Conqueiro lathe [74]

Fig. 1.20
figure 20

Spinning wheels [74]

Ordinary people’s inventive genius was not only reflected in the conception of complete mechanisms, but also in the invention of ingenious mechanical parts. Figure 1.21 shows the pivot supporting an upright shaft, that was called, not surprisingly, an “egg”, since it was a resource that the designer had at his disposal but with an appropriate choice of materials.

Fig. 1.21
figure 21

Support system using an upright shaft bearing [84]

When mankind evolved to the Stone Age, several mechanisms became necessary to make metallurgy furnaces work. Ones of these were the bellows (Fig. 1.22a, b), whose operation is similar to the piston pump in Fig. 1.22c.

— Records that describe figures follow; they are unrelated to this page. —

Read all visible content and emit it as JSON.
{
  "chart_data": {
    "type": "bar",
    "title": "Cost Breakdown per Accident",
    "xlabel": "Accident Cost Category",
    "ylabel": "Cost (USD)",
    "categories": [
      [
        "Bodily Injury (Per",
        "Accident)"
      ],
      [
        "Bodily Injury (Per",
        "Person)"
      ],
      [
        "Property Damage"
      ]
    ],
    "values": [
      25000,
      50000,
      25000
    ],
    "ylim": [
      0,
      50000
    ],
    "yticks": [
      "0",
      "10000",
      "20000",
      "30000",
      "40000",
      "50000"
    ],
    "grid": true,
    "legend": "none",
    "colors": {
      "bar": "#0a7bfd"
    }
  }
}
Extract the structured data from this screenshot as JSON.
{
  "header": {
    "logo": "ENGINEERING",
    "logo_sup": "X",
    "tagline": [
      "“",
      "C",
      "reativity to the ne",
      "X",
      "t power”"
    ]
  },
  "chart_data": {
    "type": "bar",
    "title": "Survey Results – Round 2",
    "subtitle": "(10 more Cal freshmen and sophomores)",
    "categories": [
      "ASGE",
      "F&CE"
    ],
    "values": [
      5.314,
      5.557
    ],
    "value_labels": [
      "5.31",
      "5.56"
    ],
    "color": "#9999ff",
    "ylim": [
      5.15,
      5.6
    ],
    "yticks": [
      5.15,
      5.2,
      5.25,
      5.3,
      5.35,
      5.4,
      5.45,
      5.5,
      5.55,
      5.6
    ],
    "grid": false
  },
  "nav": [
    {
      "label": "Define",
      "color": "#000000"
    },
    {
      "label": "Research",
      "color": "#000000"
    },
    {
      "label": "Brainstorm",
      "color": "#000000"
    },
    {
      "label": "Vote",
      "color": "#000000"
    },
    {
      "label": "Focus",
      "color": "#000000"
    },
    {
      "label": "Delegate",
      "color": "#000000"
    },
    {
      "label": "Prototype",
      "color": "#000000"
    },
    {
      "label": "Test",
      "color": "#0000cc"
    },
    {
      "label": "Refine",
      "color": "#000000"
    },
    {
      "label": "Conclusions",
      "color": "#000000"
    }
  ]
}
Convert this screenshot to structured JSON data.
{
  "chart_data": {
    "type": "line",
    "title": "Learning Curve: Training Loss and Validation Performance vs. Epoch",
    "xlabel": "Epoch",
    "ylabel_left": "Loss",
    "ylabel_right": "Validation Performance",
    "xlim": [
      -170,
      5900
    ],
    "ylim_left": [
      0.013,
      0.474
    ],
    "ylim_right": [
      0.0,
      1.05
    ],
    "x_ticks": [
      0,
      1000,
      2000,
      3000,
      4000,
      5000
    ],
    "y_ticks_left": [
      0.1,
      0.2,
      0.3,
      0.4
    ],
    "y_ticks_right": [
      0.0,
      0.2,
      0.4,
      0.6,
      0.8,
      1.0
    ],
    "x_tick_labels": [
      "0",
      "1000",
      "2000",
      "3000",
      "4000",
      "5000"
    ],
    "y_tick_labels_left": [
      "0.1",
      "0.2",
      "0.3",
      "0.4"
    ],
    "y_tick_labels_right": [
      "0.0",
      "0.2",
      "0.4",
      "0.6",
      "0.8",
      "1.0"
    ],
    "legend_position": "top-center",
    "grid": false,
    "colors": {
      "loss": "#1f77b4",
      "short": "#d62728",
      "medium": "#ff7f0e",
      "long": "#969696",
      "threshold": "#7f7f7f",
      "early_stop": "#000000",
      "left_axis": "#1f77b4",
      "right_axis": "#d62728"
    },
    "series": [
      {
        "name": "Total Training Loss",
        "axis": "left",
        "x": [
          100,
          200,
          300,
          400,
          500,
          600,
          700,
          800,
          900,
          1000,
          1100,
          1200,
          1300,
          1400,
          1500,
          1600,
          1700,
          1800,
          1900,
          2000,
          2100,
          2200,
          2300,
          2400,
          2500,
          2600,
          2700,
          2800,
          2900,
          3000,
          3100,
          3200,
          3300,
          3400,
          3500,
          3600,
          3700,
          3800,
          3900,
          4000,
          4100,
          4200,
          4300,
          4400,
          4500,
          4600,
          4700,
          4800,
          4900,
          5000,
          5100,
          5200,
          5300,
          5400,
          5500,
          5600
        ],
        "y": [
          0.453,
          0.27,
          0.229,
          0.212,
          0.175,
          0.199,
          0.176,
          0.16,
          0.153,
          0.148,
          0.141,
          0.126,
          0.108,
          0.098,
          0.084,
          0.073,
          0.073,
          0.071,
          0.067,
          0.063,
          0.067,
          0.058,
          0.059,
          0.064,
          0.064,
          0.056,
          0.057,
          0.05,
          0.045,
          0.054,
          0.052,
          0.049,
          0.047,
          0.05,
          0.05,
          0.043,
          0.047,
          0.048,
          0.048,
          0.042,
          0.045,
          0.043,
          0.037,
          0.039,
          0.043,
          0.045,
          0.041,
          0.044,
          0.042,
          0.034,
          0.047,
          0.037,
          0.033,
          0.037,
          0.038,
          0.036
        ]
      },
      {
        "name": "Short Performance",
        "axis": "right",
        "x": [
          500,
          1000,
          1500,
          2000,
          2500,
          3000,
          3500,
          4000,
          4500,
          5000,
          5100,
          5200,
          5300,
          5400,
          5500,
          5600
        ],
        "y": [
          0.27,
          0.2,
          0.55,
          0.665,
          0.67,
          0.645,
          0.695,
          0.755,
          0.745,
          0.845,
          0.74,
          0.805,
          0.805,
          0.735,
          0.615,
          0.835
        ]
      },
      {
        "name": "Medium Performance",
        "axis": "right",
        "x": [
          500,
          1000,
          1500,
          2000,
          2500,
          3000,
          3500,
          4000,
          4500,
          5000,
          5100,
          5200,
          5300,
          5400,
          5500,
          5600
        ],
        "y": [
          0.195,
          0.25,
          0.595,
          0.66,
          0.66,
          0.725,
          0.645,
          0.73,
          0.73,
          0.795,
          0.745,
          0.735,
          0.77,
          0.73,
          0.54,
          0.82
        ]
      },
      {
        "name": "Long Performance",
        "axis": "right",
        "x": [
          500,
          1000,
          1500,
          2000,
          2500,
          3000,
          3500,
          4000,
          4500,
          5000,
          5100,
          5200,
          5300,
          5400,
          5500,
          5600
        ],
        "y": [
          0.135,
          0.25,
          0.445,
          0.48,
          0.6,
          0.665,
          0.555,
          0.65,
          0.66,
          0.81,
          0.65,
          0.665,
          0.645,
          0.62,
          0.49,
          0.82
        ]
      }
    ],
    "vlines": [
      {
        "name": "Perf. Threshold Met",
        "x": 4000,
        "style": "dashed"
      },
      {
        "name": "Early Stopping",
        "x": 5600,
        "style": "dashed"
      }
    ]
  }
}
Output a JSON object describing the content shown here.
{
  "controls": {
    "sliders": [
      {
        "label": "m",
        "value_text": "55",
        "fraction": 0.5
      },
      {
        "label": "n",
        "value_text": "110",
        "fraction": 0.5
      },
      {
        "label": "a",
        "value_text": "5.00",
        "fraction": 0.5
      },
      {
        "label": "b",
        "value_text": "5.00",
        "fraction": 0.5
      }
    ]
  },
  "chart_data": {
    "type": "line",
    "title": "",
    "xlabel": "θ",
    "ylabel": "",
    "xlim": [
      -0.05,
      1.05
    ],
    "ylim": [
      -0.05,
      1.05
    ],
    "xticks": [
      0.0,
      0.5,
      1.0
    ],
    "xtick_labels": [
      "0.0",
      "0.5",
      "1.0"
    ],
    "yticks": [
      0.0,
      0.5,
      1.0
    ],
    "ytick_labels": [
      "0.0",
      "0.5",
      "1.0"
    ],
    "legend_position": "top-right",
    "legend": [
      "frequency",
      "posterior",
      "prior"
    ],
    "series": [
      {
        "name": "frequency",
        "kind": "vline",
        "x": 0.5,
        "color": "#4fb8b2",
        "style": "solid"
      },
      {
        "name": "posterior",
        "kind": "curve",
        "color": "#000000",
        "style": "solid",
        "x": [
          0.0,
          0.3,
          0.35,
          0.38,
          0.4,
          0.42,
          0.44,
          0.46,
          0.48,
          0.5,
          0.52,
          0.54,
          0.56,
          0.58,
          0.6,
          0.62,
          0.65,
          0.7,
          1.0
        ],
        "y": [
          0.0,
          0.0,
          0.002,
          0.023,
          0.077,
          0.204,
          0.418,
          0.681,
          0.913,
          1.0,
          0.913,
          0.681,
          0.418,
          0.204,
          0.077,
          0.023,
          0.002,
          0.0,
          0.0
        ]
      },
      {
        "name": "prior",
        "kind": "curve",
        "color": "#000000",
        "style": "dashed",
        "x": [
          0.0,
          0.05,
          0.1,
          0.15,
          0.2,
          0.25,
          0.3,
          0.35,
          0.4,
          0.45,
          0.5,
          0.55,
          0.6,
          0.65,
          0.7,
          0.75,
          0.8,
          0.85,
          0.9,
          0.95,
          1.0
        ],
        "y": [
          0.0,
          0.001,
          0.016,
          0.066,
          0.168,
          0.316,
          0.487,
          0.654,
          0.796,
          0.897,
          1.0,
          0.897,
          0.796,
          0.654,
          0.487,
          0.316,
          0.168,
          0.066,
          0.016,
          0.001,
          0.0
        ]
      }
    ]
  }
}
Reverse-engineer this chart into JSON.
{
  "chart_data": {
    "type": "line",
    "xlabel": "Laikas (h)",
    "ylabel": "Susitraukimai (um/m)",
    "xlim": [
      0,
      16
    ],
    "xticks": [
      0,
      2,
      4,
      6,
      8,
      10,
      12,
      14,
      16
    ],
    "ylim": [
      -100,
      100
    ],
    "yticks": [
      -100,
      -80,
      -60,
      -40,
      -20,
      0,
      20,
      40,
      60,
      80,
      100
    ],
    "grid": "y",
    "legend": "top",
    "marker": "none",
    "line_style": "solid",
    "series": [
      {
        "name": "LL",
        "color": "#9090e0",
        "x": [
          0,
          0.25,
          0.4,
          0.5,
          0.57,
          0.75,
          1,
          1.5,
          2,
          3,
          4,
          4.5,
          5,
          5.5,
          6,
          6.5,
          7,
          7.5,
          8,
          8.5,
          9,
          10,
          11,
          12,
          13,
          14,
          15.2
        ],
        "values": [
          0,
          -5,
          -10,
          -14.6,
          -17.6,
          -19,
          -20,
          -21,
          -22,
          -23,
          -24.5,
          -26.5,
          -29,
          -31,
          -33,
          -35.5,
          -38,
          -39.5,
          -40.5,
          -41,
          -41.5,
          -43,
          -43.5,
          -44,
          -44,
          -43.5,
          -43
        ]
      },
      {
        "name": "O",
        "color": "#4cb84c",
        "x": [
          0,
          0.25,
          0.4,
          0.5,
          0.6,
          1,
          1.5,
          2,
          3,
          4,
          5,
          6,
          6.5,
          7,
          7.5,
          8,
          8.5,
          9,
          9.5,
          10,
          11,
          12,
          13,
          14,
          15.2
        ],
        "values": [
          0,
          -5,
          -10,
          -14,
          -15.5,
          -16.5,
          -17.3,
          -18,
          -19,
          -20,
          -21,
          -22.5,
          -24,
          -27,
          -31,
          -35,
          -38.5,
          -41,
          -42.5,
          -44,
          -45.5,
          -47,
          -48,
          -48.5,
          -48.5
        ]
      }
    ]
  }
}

Those devices depended of the invention of a valve system that permitted fluid to pass along in one direction only. The step from manual operation to the use of hydraulic energy as the driving force was only a question of time, but above all, it was due to a need for greater power.

Fig. 1.22
figure 22

Devices for air supplies: (a) a piston bellow and (b) planar bellow [84]; (c) a scheme for a piston pump, from “Ancient Greek Technology” by Elias Sfetsos

But when hydraulic energy was already being used to supply furnaces with air, popular ingenuity came up with a new system that supplied the furnace with continuous air. An upright siphon (Fig. 1.23), through which the air flows, was the driving mechanism. In Compludo, which is a place close to Leon, there is a seventh century foundry that is still in use with this blast system, although nowadays it merely operates as a tourist attraction. It was not until the eighteenth century that Venturi explained the effect on which this system was based.

Fig. 1.23
figure 23

Cross-section of a Catalan forge [84]

A further example of popular ingenuity is the use of tidal energy for operating mills. In the eleventh century, along the European Atlantic coast mills had been built by using the periodic changes in sea-levels as a power source (Fig. 1.24), since the tide is of relevant size. This new power source included changes to the mill design that were operated by river currents, as already described in Antiquity. The mill design in Fig. 1.24 was already working in Asturias in 1232, according to written documents.